Fifty patients with advanced or metastatic gastric cancer (n = 25) or CRC (n = 25) were evaluated. The median age was 60.5 years, and 80% of patients were male. The majority of patients had an ECOG performance status of 0 (98%), and 70% of patients had lymph node metastases. The median number of prior therapies was 3, which included angiogenesis inhibitors (96%) and PD-1/PD-L1 inhibition (14%). Twenty-four percent of patients had HER2-positive gastric cancer, 98% of patients had MSS tumors, and 41% of patients had PD-L1—positive disease.

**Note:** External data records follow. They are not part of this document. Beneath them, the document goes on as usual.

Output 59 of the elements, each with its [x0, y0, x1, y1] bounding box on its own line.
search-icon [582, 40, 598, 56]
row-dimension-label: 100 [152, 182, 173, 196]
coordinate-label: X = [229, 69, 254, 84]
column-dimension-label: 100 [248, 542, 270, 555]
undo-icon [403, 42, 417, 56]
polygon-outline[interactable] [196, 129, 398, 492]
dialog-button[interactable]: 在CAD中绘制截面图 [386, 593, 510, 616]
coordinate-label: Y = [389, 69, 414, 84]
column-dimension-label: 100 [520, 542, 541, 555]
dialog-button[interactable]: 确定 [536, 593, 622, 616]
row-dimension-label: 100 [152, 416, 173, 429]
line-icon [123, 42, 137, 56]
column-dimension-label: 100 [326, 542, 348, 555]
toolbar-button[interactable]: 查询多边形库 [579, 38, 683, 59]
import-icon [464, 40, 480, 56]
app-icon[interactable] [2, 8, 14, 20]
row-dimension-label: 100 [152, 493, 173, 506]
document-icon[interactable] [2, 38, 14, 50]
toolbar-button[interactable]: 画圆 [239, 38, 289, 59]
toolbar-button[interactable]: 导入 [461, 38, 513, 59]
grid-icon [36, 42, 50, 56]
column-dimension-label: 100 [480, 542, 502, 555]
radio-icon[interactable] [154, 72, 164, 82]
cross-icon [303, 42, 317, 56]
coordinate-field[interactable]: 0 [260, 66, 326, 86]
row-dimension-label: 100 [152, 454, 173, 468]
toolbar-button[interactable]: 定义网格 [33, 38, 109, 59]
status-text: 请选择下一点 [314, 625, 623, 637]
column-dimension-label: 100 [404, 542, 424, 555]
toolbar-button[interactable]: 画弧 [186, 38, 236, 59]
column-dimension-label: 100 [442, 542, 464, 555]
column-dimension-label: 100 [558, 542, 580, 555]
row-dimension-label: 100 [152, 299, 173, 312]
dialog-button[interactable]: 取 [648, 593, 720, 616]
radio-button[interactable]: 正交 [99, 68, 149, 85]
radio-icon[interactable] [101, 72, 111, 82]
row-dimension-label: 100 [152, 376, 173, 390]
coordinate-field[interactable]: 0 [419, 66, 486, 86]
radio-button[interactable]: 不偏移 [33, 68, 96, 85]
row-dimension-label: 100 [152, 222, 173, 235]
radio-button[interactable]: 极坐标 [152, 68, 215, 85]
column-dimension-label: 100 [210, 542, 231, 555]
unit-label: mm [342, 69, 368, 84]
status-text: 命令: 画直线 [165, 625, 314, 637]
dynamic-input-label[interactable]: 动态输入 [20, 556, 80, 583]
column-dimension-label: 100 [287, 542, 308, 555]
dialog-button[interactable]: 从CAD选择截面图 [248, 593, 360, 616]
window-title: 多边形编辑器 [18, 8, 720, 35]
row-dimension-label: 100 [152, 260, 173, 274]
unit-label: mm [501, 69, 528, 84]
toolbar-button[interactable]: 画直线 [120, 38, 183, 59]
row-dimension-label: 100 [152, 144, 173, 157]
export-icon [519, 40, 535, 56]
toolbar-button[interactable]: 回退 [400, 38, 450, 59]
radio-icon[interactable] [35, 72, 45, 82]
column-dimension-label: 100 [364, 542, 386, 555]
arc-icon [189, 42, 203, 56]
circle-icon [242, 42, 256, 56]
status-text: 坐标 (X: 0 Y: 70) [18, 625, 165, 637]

The recommended dose and MTD of regorafenib was determined as 120 mg daily. However, in the dose-expansion cohort, the regorafenib dose was reduced to 80 mg due to frequent grade 3 skin toxicities that occurred in 20% of patients at the 120-mg dose.
The median duration of therapy was 6.1 months (range, 0.7-14.9), and study treatment is ongoing in 21 patients.
Broken down by regorafenib dose, the ORRs were 45%, 36%, and 33% at the 80-mg, 120-mg, and 160-mg doses, respectively. When stratified by tumor type, patients with CRC had an ORR of 36%, including 33% in those with MSS disease. The ORR was 44% in patients with gastric cancer, all of whom had MSS tumors.
At a median follow-up of 8.0 months, and a data cutoff date of April 23, 2019, the median PFS overall was 6.3 months (95% CI, 3.4-9.3). The median PFS for those with CRC and gastric cancer were 6.3 months and 5.8 months, respectively.
Regarding safety, all-grade adverse events (AEs) occurred in 100% of patients. Those occurring in ≥20% of patients overall were hand-foot syndrome (70%), hypertension (48%), fatigue (46%), rash (42%), fever (40%), proteinuria (30%), liver dysfunction (28%), oral mucositis (22%), and decreased appetite (22%). Grade ≥3 AEs included hand-foot syndrome (10%), hypertension (4%), rash (12%), proteinuria (12%), liver dysfunction (6%), diarrhea (2%), and decrease in platelet count (2%).
Further biomarker analyses are ongoing for the study.